Archétype de la comédie douce-amère à la française, très bien
écrite et interprétée, « Le rôle de sa vie » mérite mieux que
l’indifférence polie, à la limite du condescendent, qui entoure sa
sortie. Il est probable que la présence d’Agnès Jaoui, symbole de
ce cinéma feutré et consensuel, rattache le premier film de François
Favrat à un genre désormais bien établi : la comédie d’auteur
sentimentale parisienne, héritière du classicisme de Claude Sautet. Il
n’est certes pas complètement absurde de pointer l’absence de
risques de ce genre de projet, sa dimension bourgeoise, voire bobo
et ses limites formelles mais ce film s’avère malgré tout, très bien
senti et au final plutôt touchant.

La star, la fan et le pépiniériste .

Soit une pigiste du magazine Elle, intello timide se rêvant écrivain,
qui rencontre par hasard une star de cinéma, gagne sa confiance et
devient son assistante. Bien sûr, la vedette si entourée est avant tout
une femme seule, astre rayonnant mais solitaire. La relation entre les
deux femmes, faite de non-dits et d’équivoque, devient plus
complexe que prévu quand elles tombent amoureuses toutes les
deux d’un pépiniériste marginal et lunaire. Celui-ci devient le
révélateur de leurs différences et de leurs frustrations, dans une
sorte de triangle sentimental inattendu. Le film se clôt alors sur un
vrai faux happy end, à la fois réaliste et ouvert. Les personnages ne
pouvaient plus se mentir très longtemps, aux autres et surtout à
eux-mêmes. Chacun s’émancipera et s’accomplira individuellement
en rejoignant son destin.

Bien vu

Comme déjà dit, le film n'est pas sans qualités. Sa principale
réside sans doute dans un sens aiguisé de l’observation des
caractères et des relations humaines.

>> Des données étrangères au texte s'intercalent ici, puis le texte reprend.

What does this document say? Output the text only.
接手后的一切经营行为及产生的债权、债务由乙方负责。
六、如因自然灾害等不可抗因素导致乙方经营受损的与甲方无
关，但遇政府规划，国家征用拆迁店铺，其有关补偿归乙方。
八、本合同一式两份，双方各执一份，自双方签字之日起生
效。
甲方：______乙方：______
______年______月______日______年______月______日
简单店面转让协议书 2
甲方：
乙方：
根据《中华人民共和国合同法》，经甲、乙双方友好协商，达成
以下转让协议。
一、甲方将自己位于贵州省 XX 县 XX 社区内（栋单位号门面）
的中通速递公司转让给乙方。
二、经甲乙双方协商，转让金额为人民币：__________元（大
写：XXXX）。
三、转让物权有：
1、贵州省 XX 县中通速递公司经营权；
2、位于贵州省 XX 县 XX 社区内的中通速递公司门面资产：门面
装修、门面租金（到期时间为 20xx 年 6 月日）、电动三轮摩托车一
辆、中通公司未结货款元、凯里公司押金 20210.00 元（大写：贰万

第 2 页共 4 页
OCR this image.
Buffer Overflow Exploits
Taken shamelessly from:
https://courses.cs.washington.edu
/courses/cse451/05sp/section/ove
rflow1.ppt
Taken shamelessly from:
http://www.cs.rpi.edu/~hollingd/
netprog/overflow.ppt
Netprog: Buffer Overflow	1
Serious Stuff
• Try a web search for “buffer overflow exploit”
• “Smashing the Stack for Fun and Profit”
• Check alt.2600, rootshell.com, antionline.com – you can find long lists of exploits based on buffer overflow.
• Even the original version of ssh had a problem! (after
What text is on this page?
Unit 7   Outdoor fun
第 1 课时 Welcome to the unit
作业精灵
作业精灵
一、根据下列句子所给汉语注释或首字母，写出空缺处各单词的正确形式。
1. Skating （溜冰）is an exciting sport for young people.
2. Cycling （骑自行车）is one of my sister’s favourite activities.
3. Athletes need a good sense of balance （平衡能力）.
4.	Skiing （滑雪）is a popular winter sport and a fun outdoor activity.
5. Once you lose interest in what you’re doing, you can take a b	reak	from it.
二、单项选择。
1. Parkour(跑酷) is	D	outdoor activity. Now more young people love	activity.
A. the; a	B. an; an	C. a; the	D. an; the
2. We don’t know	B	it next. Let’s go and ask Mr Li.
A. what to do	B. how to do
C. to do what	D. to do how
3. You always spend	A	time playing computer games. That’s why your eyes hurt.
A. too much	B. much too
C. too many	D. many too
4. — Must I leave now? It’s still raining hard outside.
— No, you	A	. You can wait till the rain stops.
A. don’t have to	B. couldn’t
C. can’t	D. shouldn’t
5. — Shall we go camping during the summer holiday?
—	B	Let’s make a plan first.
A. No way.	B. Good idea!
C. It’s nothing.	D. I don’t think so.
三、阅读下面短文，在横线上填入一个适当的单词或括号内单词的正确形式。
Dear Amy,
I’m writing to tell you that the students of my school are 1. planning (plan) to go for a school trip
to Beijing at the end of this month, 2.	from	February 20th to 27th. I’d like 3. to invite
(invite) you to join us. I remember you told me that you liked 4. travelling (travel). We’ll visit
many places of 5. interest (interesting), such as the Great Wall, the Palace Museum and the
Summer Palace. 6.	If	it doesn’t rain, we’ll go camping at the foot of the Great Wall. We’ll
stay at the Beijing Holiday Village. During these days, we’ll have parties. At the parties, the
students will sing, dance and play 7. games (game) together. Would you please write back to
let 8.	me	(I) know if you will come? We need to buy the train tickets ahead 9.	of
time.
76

Sur une trame qui peut
rappeler de loin le mythique « All about Eve » de Mankiewicz, ce
monde cruel du spectacle est plutôt bien évoqué. On y retrouve
stars et courtisans dans une ronde narcissique et éphémère de la
gloire. Ce jeu de miroir et de duplicité constitue un motif
humoristique inépuisable, qui donne au film son rythme et sa
subtilité. En jouant habilement sur les pleins et les déliés, sur les
contrastes entre les personnages et en alternant les tons de
narration, « Le rôle de sa vie » ne connaît pas de temps morts mais
au contraire surprend très agréablement par sa fluidité. Le film n’est
jamais besogneux, à la recherche poussive du gag suivant ou du
mot d’auteur salvateur. Il est sans mépris pour ses personnages,
même ceux qui pouvaient le plus prêter le flanc à la caricature.
Aucune humiliation de la part du réalisateur, pour se mettre
facilement les spectateurs dans la poche. Les remarquables
compositions de Jonathan Zaccaï et surtout de Karin Viard,
permettent au film de bien restituer le sentiment éprouvé face à un
être solaire et charismatique, qui peut alors devenir le centre de
l’univers pour certains, rongés par le doute. On perçoit bien la
relation de dépendance (jusqu’à l’addiction) pour les membres de
cette cour et la difficulté à se passer de ce fragment de notoriété et
de reconnaissance par procuration. Comment alors se construire
soi-même ? Tel est l’enjeu finalement de ce film, modeste et drôle
quête initiatique, que l’on conseillera sans trop de réserve.